E mentre appunto di là, ammesso che si possa chiamare così, c’è un mistero che si svela, o che entra in un altro mistero ancora, qui tutto ciò che sappiamo dire è –condoglianze–, oppure –ha smesso di soffrire–, o –si è addormentato–, come se la sapessimo lunga su ciò che succede dopo.
Forse solo la poesia può raccontare qualcosa intorno alla morte
E questo perché utilizza un linguaggio non usuale, che scava, un linguaggio ormai addirittura quasi sconosciuto ai più che può perfino permettersi di manipolare la retorica e piegarla per un altro obiettivo: tentare di colmare il vuoto che le parole lasciano davanti alla morte.

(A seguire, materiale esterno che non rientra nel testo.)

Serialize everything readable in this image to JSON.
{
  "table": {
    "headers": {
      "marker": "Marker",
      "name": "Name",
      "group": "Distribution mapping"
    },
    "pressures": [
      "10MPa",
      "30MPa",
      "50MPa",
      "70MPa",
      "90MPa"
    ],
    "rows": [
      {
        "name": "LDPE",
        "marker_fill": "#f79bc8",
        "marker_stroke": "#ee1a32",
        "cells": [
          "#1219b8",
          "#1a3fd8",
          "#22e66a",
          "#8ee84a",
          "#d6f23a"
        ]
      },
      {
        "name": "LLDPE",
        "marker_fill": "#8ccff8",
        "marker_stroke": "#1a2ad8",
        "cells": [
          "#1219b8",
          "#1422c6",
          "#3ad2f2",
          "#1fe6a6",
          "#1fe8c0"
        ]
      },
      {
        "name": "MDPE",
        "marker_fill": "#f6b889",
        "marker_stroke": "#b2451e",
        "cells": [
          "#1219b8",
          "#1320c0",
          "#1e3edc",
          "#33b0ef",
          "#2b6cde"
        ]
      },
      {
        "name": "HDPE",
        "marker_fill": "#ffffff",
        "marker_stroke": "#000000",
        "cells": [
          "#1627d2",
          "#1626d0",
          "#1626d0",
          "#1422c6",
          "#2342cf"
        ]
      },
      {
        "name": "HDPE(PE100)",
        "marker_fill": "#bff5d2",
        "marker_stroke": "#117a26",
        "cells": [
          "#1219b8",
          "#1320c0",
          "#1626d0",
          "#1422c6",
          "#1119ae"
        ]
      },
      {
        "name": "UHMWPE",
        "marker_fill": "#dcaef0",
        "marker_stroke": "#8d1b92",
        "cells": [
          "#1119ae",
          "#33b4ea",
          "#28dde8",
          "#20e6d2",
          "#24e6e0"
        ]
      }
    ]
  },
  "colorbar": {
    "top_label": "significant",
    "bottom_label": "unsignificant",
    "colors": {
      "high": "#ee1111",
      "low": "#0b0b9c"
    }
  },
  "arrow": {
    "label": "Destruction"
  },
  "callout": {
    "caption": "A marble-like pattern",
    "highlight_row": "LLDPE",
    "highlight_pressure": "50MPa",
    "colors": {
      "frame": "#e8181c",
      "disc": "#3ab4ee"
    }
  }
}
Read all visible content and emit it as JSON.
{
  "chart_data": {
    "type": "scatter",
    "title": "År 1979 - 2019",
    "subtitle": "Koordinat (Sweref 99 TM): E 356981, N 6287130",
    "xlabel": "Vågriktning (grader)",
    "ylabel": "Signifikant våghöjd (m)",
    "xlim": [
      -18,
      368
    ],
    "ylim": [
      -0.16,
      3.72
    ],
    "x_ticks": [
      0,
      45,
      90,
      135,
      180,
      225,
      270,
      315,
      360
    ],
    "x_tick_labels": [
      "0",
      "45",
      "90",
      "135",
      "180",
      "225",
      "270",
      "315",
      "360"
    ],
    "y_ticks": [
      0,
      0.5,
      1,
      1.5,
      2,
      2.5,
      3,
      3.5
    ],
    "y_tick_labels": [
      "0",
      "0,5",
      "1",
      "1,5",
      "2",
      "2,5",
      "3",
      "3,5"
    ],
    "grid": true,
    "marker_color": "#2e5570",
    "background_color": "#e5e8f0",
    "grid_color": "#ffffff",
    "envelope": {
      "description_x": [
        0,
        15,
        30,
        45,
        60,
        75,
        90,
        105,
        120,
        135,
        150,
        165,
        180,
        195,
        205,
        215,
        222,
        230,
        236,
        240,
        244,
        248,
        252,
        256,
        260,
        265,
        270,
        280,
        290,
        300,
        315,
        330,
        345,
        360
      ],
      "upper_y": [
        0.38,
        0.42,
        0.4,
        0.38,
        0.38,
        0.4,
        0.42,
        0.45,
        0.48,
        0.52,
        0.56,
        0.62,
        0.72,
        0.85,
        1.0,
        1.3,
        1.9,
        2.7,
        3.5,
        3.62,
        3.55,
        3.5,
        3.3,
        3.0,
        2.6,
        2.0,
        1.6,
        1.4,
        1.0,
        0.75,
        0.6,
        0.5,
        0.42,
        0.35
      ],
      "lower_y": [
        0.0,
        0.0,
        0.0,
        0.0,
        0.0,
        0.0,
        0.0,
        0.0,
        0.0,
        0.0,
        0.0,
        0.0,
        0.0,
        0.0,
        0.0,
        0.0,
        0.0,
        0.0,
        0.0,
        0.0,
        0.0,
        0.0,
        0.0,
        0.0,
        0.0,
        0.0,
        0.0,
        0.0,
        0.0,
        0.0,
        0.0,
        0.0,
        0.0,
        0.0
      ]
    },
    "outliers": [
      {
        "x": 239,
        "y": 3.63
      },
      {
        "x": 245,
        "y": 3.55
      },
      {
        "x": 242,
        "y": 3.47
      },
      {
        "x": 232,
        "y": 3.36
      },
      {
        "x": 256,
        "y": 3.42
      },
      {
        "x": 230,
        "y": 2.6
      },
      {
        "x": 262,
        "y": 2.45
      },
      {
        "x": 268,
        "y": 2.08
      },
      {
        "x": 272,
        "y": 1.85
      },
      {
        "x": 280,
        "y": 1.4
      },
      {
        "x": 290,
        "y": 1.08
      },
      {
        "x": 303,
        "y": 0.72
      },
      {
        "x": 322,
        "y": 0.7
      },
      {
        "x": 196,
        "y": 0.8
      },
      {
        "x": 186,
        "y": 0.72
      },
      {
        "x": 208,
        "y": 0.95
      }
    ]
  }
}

Dunque, forse solo la poesia può raccontare di un ragazzo che muore e dei genitori che gli sopravvivono. Qualcosa di così estremo che in genere le lingue non contemplano una parola che definisca un genitore che perde il proprio figlio. Solo in ebraico esiste una parola, Shakul: il ramo della vite vendemmiata da cui viene strappato un grappolo; la linfa cola e non sa dove fluire. La vite che rinsecchisce, abbandonata da un pezzo della sua stessa esistenza.
Ecco perché forse solo la poesia riesce a dire della morte parole che affondano il colpo, che non risolvono nulla ma che non ci illudono. Portano coraggio. Guardano la morte in faccia e le sputano contro un esametro. ».